Standby power supply system of wind generating set and wind generating set

Technical Field

The present disclosure relates generally to the field of wind power generation technology, and more particularly, to a backup power system of a wind power generator set and a wind power generator set.

Background

Wind power generation is a renewable energy source with low development difficulty and no pollution. Meanwhile, wind power generation is also a power generation mode with mature technology in the current renewable new energy utilization, and has large-scale development conditions and wide development prospect. At present, when a wind generating set (particularly an offshore wind generating set) is powered off for a long time due to grid faults before hoisting and after grid connection, if an uninterrupted strong wind working condition occurs, vortex-induced vibration can be generated by the wind generating set and blades, and the safety and reliability of the whole machine are affected. In order to cope with such special working conditions, wind power generation units are usually provided with standby power sources, such as diesel generators, UPS (uninterrupted Power supply), super capacitors and the like, so as to supply power to the wind power generation units and perform pitch and yaw for a short time to inhibit vortex-induced vibration.

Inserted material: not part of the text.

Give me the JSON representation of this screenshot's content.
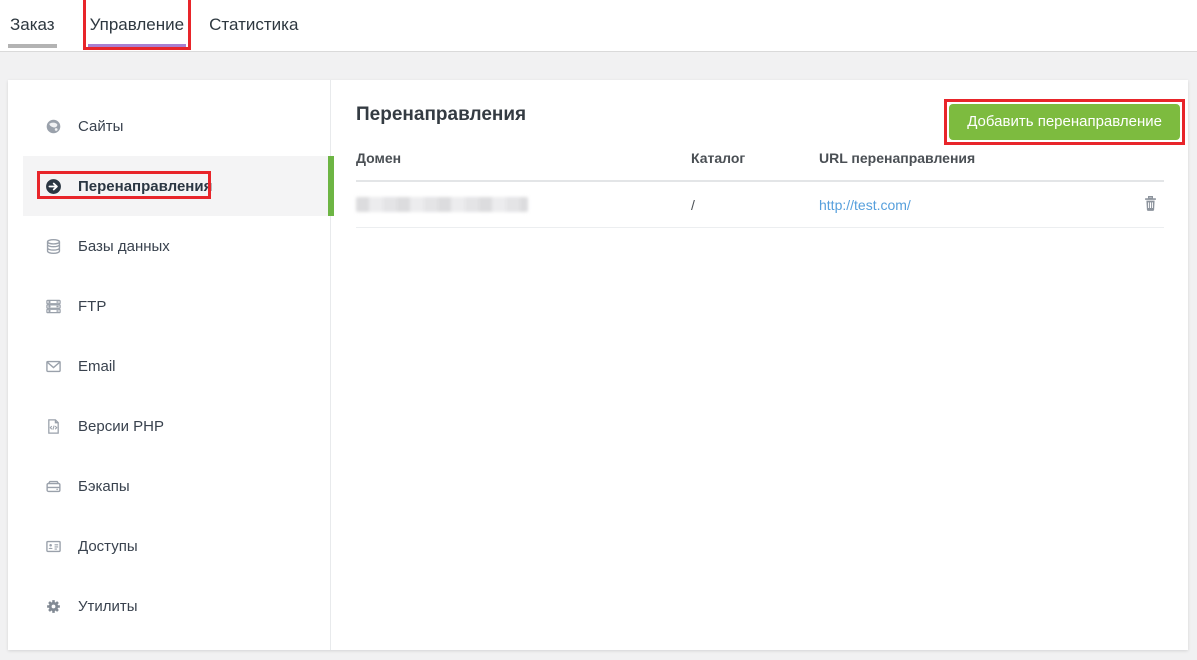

However, the existing standby power supply has high cost and requires operation staff to perform the oiling operation at random, which increases the working frequency of the operation staff, thus significantly increasing the maintenance cost. In addition, existing backup power supplies have limited stored energy and, under extreme conditions, cannot maintain long-term operation of various electrical devices of the wind turbine (e.g., without limitation, yaw motors, pitch motors, heating and dehumidification devices) and minimum control systems of the wind turbine (e.g., without limitation, various controllers and sensors that maintain proper operation of the wind turbine). In addition, for offshore wind generating sets, the existing standby power supply cannot provide enough energy for the engine room to heat, dehumidify and the like, so that key device faults can occur when the engine is restarted, and the starting time is long.

Disclosure of Invention

In view of the above, the present utility model provides a backup power supply system for a wind turbine generator system and a wind turbine generator system that can effectively use the function of the converter of the wind turbine generator system to store energy and operate for a long period of time.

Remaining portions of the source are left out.